Bugün, OpenAI, K-12 öğretmenlerinin şirketin AI sohbet robotu platformu olan ChatGPT’yi sınıflarına nasıl getireceklerini öğrenmelerine yardımcı olmak için tasarlanmış ücretsiz bir çevrimiçi kurs yayınladı. OpenAI’nin aktif bir ortaklığa sahip olduğu kar amacı gütmeyen kuruluş Common Sense Media ile iş birliği içinde oluşturulan bir saatlik, dokuz modülden oluşan program, AI’nın temellerini ve pedagojik uygulamalarını kapsıyor.
OpenAI, kursun halihazırda Arizona’daki Agua Fria Okul Bölgesi, Kaliforniya’daki San Bernardino Okul Bölgesi ve sözleşmeli okul sistemi Challenger Okulları dahil olmak üzere “düzinelerce” okulda uygulandığını söylüyor. Şirketin dahili araştırmasına göre, katılımcıların %98’i programın işlerine uygulayabilecekleri yeni fikirler veya stratejiler sunduğunu söyledi.
Common Sense Media’da AI programları kıdemli direktörü Robbie Torney bir açıklamada, “Ülke çapındaki okullar, AI eğitimi yeniden şekillendirirken yeni fırsatlar ve zorluklarla boğuşuyor” dedi. “Bu kursla, ön saflardaki öğretmenleri desteklemek ve eğitmek ve bu dönüşüme hazırlanmak için proaktif bir yaklaşım benimsiyoruz.”
Ancak bazı eğitimciler programı yararlı bulmuyor ve hatta yanıltıcı olabileceğini düşünüyorlar.
Illinois Urbana-Champaign Üniversitesi’nde spor eğitmeni olan Lance Warwick, OpenAI gibi kaynakların, teknolojinin etik etkilerinden habersiz eğitimciler arasında AI kullanımını normalleştireceğinden endişe ediyor.
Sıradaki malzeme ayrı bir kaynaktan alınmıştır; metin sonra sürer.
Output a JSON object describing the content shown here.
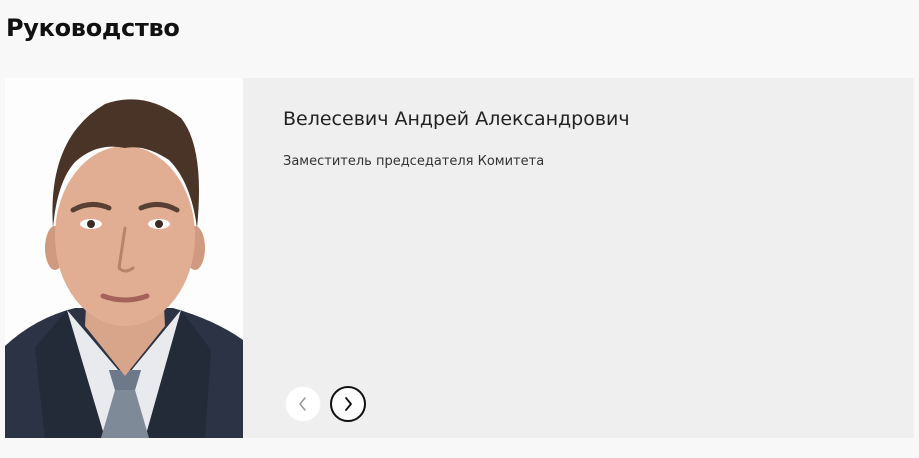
{
  "section": {
    "title": "Руководство"
  },
  "person": {
    "name": "Велесевич Андрей Александрович",
    "position": "Заместитель председателя Комитета",
    "photo_icon": "portrait-photo"
  },
  "carousel": {
    "prev_icon": "chevron-left-icon",
    "next_icon": "chevron-right-icon"
  },
  "colors": {
    "page_background": "#f8f8f8",
    "card_background": "#efefef",
    "title_text": "#111111"
  }
}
OpenAI’nin kursu, ChatGPT‘nin öğrencilerin çalışmalarını adil bir şekilde derecelendirememesi gibi bazı sınırlamalarını ele alırken, Warwick gizlilik ve güvenlik modüllerinin “çok sınırlı” ve çelişkili olduğunu buldu.
“[OpenAI’nin verdiği] örnek istemlerde, biri size geçmiş ödevlerden notları ve geri bildirimleri dahil etmenizi söylerken, diğeri size Meksika Devrimi’ni öğretmek için bir etkinlik istemi oluşturmanızı söylüyor,” diye belirtti Warwick. “Güvenlikle ilgili bir sonraki modülde, size asla öğrenci verilerini girmemenizi söylüyor ve ardından üretken yapay zekanın doğasında bulunan önyargıdan ve doğrulukla ilgili sorunlardan bahsediyor. Bunların kullanım durumlarıyla uyumlu olduğundan emin değilim.”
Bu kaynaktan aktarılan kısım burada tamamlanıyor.